Today’s Wonder of the Day was inspired by alexis. alexis Wonders, “why see stuff bending in the water when its not” Thanks for WONDERing with us, alexis!
Have you ever had a friend who told you a story so incredible that you just couldn't believe it unless you saw it with your own eyes? Even if it were your best friend whom you trusted, you might have trouble believing something you hadn't seen for yourself.
After all, the eyes can be trusted, right? The phrase "seeing is believing" is popular for a reason, isn't it? Or can your eyes deceive you from time to time?
If you've ever put a straw into a glass of clear water, then you know that your eyes can deceive you. Most people are intrigued the first time they notice that the water in the glass appears to bend the straw where it enters the water.
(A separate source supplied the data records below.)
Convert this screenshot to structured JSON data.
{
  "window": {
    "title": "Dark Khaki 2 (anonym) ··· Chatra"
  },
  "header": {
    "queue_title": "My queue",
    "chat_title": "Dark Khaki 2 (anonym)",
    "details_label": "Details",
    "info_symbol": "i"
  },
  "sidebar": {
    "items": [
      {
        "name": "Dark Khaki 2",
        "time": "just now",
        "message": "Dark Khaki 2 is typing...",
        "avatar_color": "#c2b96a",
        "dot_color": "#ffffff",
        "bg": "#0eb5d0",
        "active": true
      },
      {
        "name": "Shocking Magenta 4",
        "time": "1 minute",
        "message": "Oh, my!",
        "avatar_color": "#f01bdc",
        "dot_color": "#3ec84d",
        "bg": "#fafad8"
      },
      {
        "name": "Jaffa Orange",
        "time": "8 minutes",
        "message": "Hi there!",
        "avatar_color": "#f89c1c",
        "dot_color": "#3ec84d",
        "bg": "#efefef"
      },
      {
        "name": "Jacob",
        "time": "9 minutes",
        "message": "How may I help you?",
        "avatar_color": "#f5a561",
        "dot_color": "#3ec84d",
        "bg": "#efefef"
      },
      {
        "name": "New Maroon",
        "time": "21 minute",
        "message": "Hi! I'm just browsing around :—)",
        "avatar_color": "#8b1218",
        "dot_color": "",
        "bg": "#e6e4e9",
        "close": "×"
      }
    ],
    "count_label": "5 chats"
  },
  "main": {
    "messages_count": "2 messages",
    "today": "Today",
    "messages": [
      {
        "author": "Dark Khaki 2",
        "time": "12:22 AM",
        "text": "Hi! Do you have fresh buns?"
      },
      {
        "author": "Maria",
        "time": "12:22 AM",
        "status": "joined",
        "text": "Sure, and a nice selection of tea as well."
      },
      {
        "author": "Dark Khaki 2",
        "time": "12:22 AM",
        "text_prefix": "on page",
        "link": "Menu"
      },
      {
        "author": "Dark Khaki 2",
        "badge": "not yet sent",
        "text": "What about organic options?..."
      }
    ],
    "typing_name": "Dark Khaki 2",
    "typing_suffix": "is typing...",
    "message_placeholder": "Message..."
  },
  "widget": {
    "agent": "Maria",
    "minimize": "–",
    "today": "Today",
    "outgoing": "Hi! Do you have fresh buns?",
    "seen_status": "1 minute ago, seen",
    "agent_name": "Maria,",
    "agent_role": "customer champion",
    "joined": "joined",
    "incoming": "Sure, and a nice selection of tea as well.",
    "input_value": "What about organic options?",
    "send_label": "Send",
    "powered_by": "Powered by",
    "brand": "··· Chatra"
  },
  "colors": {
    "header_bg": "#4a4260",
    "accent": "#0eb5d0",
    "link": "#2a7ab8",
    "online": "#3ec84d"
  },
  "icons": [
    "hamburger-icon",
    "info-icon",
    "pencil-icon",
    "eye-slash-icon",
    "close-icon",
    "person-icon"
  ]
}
What's going on here? Is it magic?
Nope! It's science. And this interesting phenomenon has everything to do with the physical properties of light.
If you know much about light, you know that it travels in a straight direction with incredible speed. Many people believe the speed of light is constant, but what we refer to as the speed of light only pertains to light that is traveling in a vacuum.
When light travels through other materials, such as water, it behaves differently. For example, when light encounters water, it bends and slows down. Scientists call this refraction.
If you want to envision how this happens, think about a time when you've gone swimming at a pool. As you run to jump into the pool, your body moves quickly through the air. As you walk through the water, though, you tend to lean forward as your body slows down. The water is simply harder to push out of the way than the air you were just running through.
So how does this apply to the straw in the glass of water? The portion of the straw above the water reflects light back to your eyes in a straight line. The portion underwater, however, reflects light that must pass through the water and is therefore refracted.
Your eyes assume the light is still traveling in a straight line and the fact that it is not causes the visual distortion you see as the straw appearing to be bent. The water doesn't actually bend the straw, but it does bend the rays of light reflecting off the straw.
The science of refraction has important uses in everyday life. Do you wear glasses or know someone who does? The lenses in eyeglasses take advantage of the principle of refraction to correct vision problems by adjusting where light is focused in your eyes. Refraction is also an important part of the science behind other types of optical equipment, such as binoculars, cameras, and telescopes!